Alternatives to waf
Eric S. Raymond
esr at thyrsus.com
Sun Dec 10 04:21:19 UTC 2017
Hal Murray via devel <devel at ntpsec.org>:
>
> Richard Laager said:
> > While I agree that waf is obscure (and accordingly wish ntpsec used
> > something else), it seems to do the right thing out of the box.
>
> What are the alternatives? Are there any good ones?
I've done a lot of research and experimenting in this area. My opinions
follow. There are people who will disagree violently with some or all
of these opinions.
Plain makefiles: Simple. Don't scale well to large projects. Don't address the
configuration problem (What options do I want to set?) very well. Don't address
the platform-discovery problem (What APIs are available here?) at all.

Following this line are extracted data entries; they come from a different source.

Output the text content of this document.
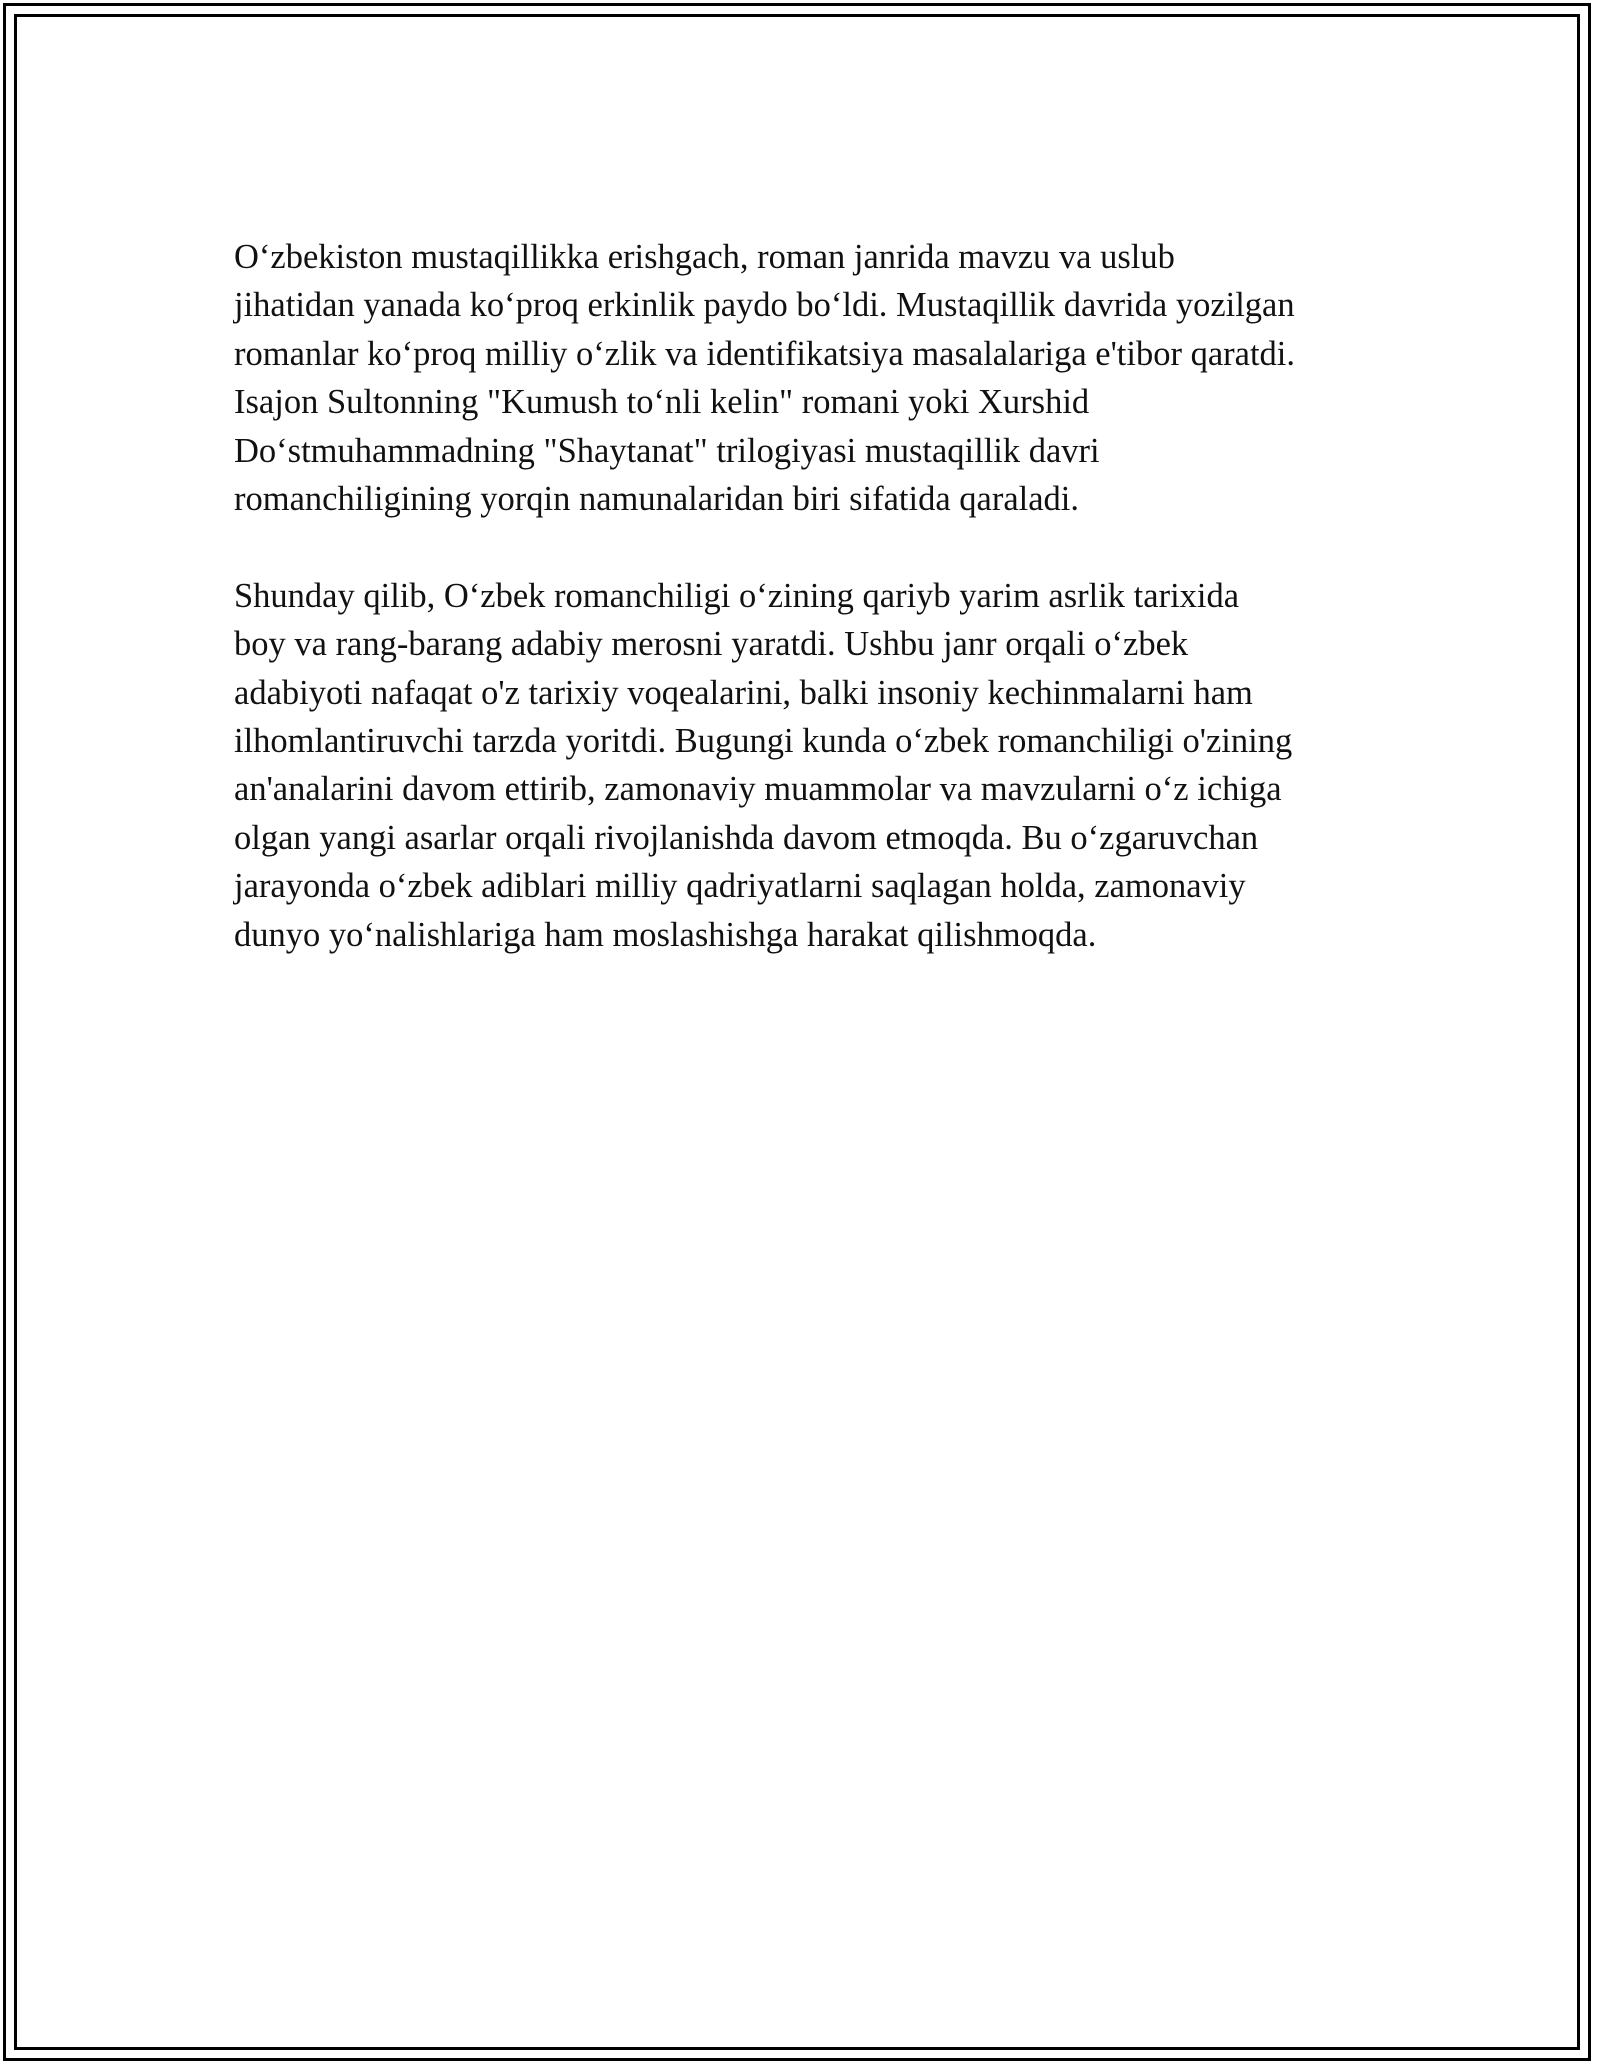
O‘zbekiston mustaqillikka erishgach, roman janrida mavzu va uslub
jihatidan yanada ko‘proq erkinlik paydo bo‘ldi. Mustaqillik davrida yozilgan
romanlar ko‘proq milliy o‘zlik va identifikatsiya masalalariga e'tibor qaratdi.
Isajon Sultonning "Kumush to‘nli kelin" romani yoki Xurshid
Do‘stmuhammadning "Shaytanat" trilogiyasi mustaqillik davri
romanchiligining yorqin namunalaridan biri sifatida qaraladi.

Shunday qilib, O‘zbek romanchiligi o‘zining qariyb yarim asrlik tarixida
boy va rang-barang adabiy merosni yaratdi. Ushbu janr orqali o‘zbek
adabiyoti nafaqat o'z tarixiy voqealarini, balki insoniy kechinmalarni ham
ilhomlantiruvchi tarzda yoritdi. Bugungi kunda o‘zbek romanchiligi o'zining
an'analarini davom ettirib, zamonaviy muammolar va mavzularni o‘z ichiga
olgan yangi asarlar orqali rivojlanishda davom etmoqda. Bu o‘zgaruvchan
jarayonda o‘zbek adiblari milliy qadriyatlarni saqlagan holda, zamonaviy
dunyo yo‘nalishlariga ham moslashishga harakat qilishmoqda.
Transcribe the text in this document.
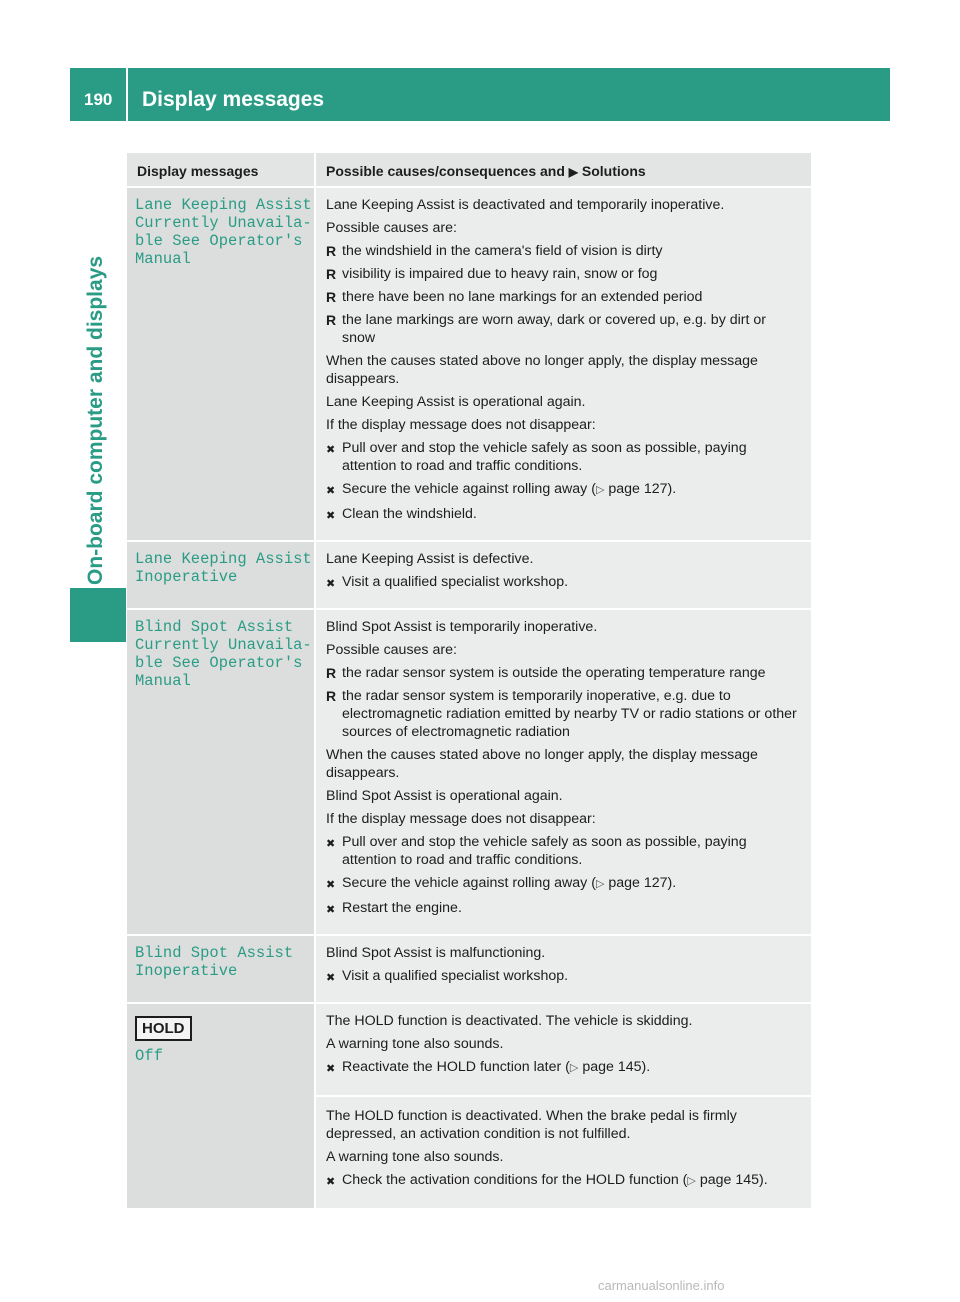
190	Display messages
On-board computer and displays
Display messages	Possible causes/consequences and ▶ Solutions
Lane Keeping Assist
Currently Unavaila-
ble See Operator's
Manual

Lane Keeping Assist is deactivated and temporarily inoperative.

Possible causes are:

R the windshield in the camera's field of vision is dirty
R visibility is impaired due to heavy rain, snow or fog
R there have been no lane markings for an extended period
R the lane markings are worn away, dark or covered up, e.g. by dirt or snow

When the causes stated above no longer apply, the display message disappears.

Lane Keeping Assist is operational again.

If the display message does not disappear:

✖ Pull over and stop the vehicle safely as soon as possible, paying attention to road and traffic conditions.
✖ Secure the vehicle against rolling away (▷ page 127).
✖ Clean the windshield.
Lane Keeping Assist
Inoperative

Lane Keeping Assist is defective.

✖ Visit a qualified specialist workshop.
Blind Spot Assist
Currently Unavaila-
ble See Operator's
Manual

Blind Spot Assist is temporarily inoperative.

Possible causes are:

R the radar sensor system is outside the operating temperature range
R the radar sensor system is temporarily inoperative, e.g. due to electromagnetic radiation emitted by nearby TV or radio stations or other sources of electromagnetic radiation

When the causes stated above no longer apply, the display message disappears.

Blind Spot Assist is operational again.

If the display message does not disappear:

✖ Pull over and stop the vehicle safely as soon as possible, paying attention to road and traffic conditions.
✖ Secure the vehicle against rolling away (▷ page 127).
✖ Restart the engine.
Blind Spot Assist
Inoperative

Blind Spot Assist is malfunctioning.

✖ Visit a qualified specialist workshop.
HOLD
Off

The HOLD function is deactivated. The vehicle is skidding.

A warning tone also sounds.

✖ Reactivate the HOLD function later (▷ page 145).

The HOLD function is deactivated. When the brake pedal is firmly depressed, an activation condition is not fulfilled.

A warning tone also sounds.

✖ Check the activation conditions for the HOLD function (▷ page 145).
carmanualsonline.info
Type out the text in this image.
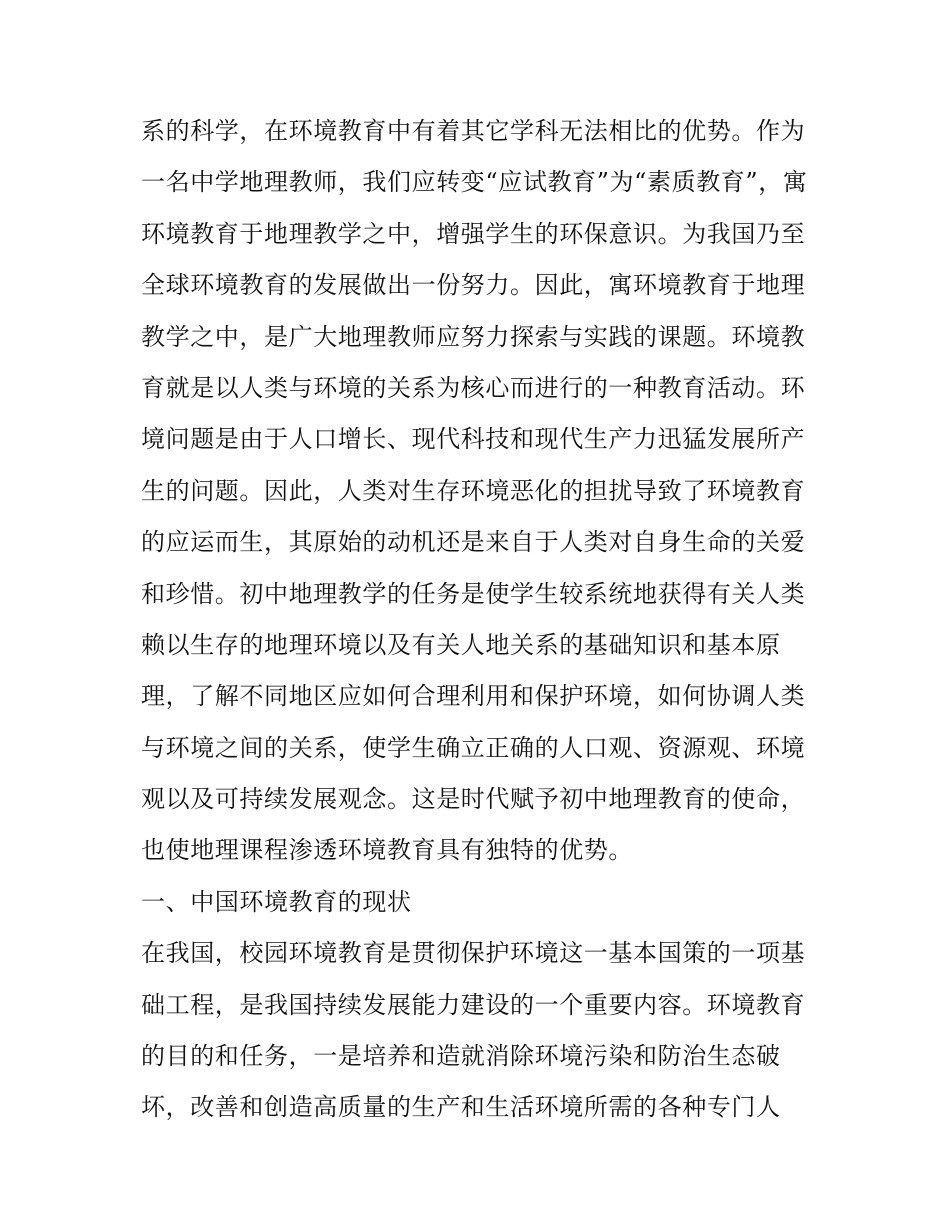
系的科学，在环境教育中有着其它学科无法相比的优势。作为
一名中学地理教师，我们应转变“应试教育”为“素质教育”，寓
环境教育于地理教学之中，增强学生的环保意识。为我国乃至
全球环境教育的发展做出一份努力。因此，寓环境教育于地理
教学之中，是广大地理教师应努力探索与实践的课题。环境教
育就是以人类与环境的关系为核心而进行的一种教育活动。环
境问题是由于人口增长、现代科技和现代生产力迅猛发展所产
生的问题。因此，人类对生存环境恶化的担扰导致了环境教育
的应运而生，其原始的动机还是来自于人类对自身生命的关爱
和珍惜。初中地理教学的任务是使学生较系统地获得有关人类
赖以生存的地理环境以及有关人地关系的基础知识和基本原
理，了解不同地区应如何合理利用和保护环境，如何协调人类
与环境之间的关系，使学生确立正确的人口观、资源观、环境
观以及可持续发展观念。这是时代赋予初中地理教育的使命，
也使地理课程渗透环境教育具有独特的优势。
一、中国环境教育的现状
在我国，校园环境教育是贯彻保护环境这一基本国策的一项基
础工程，是我国持续发展能力建设的一个重要内容。环境教育
的目的和任务，一是培养和造就消除环境污染和防治生态破
坏，改善和创造高质量的生产和生活环境所需的各种专门人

autoconf: Everybody's default. Two-phase build system; generates
Makefiles. Addresses both configuration and discovery, though in
primitive ways. It's a pile of nasty hacks and bloat internally,
leading to recipes notoriously difficult to maintain and modify. I
have been expert at it for decades, loathe it intensely, and will
never willingly deploy it again.
scons: One-phase system - does configuration/discovery/build itself,
no generated makefiles. Strong platform-discovery features. Recipes
are easy to read, documentation is mostly good with annoying
gaps. Performance so-so. Dev teram seems asleep at the switch a lot
of the time.
waf: One-phase system. Very fast builds with automatic
parallelization. More powerful than scons, also quite a bit harder to
understand. The waf book might as well be written in Sanskrit or
tensor notation for all the use most people (even build-system experts
like me) can usually get out of it. Maintainer is responsive but his
thought processes are difficult to understand.
cmake: Two-phase system, generates makefiles. Fast, complicated,
fussy, overengineered by Germans, well documented. I won't touch it
because autoconf taught me that two-phase build systems are too hard
to troubleshoot - it's difficult to go from breakage in the generated
makefiles to diagnostics that make sense at the recipe level.